To create stress needed to make training beneficial, Marines and instructors received airsoft pistols; replica firearms that shoot plastic pellets.

“Getting shot with an airsoft gun hurts and we don’t let them wear full padding so they know they are going to feel pain,” said Stock. “It’s what we call stress inoculation training. We teach them to fight through the disability of adrenaline.”

According to Stock, adrenaline obstructs a person’s decision making process and this fact proves to be no different for the Marines in training.

“Once they have eliminated the active threat, they have a hard time slowing down and getting into deliberate search mode; searching for any other possible threats in the area,” said Stock.

Mike McSwain, an instructor at Marine Corps Police Academy East, has a mantra for the Marines to help battle the tunnel vision adrenaline often creates.

“If they are moving too fast and the adrenaline is in control, they will miss things; that’s why I stress for them to breathe, assess and communicate,” said McSwain. “They need to breathe to bring the adrenaline down and while they are doing that, they need to assess the area. By assessing their surroundings, they are able to identify what is or what is not a threat area.

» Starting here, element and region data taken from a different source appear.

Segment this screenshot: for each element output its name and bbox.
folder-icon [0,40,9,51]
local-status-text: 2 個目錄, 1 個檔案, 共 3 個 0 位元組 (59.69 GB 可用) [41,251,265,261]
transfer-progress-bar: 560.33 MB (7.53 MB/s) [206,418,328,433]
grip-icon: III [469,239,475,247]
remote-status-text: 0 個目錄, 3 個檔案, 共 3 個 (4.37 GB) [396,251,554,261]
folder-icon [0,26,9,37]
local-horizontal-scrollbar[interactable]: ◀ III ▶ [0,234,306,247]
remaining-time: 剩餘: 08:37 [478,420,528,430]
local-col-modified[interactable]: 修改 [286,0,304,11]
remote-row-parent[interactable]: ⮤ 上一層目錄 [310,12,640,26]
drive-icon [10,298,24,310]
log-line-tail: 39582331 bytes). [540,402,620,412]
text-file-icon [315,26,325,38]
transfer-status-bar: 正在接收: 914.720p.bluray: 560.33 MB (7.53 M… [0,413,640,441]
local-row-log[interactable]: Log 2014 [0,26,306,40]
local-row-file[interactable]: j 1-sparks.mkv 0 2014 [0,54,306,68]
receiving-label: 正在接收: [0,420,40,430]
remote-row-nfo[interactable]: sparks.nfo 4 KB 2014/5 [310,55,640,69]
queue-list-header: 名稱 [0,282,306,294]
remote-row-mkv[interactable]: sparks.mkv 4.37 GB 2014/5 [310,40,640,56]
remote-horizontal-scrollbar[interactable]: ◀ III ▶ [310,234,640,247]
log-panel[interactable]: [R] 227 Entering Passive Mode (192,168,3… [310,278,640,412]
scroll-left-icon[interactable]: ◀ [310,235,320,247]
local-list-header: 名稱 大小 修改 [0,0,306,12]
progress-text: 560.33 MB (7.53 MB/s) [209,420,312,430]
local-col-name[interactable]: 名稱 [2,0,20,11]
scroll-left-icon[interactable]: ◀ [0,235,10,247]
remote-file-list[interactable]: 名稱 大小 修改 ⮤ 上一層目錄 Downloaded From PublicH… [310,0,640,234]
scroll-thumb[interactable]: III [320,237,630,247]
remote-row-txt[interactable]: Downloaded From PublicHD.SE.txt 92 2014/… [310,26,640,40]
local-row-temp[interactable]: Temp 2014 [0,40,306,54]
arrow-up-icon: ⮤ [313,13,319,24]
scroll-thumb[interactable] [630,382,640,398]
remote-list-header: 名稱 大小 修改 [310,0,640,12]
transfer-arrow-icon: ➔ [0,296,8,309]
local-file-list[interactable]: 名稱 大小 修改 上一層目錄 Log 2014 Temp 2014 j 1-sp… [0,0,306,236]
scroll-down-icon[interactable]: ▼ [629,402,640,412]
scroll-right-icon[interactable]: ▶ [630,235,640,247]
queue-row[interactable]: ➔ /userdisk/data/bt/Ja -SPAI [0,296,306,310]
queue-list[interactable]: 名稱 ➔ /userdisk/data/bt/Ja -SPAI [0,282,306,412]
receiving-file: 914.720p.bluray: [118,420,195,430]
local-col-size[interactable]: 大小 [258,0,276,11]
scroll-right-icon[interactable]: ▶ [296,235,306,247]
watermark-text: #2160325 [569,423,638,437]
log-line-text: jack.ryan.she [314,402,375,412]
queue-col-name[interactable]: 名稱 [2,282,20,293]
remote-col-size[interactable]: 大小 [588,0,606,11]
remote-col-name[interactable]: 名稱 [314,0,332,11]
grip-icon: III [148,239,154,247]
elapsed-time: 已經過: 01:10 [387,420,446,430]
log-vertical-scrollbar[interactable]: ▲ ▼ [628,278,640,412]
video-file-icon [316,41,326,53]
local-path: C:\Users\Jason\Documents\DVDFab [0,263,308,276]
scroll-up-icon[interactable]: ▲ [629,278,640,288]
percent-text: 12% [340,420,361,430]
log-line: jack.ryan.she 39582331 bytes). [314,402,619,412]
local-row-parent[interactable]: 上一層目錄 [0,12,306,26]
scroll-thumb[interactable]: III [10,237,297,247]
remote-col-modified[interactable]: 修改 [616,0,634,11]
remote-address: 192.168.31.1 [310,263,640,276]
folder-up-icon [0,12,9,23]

Then to communicate is to work together as a team.”

McSwain’s mantra of breathe, assess and communicate is also a way for military policeman to stay in the police officer mindset during tense situations.

Unlike civilian law enforcement, Marines are riflemen first and most are drawn to the sound of gunfire, but fighting fire with fire is not always the right approach, said Stock.

“That’s the blessing and the curse of working with Marines,” said Stock. “They are combat oriented, so they have those combat reactions and they want to get into that fight, but that may not be what the mission calls for. I emphasize to them to know what the mission is, if it’s to save people or catch the bad guy.”

No matter what the scenario, the training PMO received better prepared them to protect the residents of MCAS Iwakuni and their future duty stations.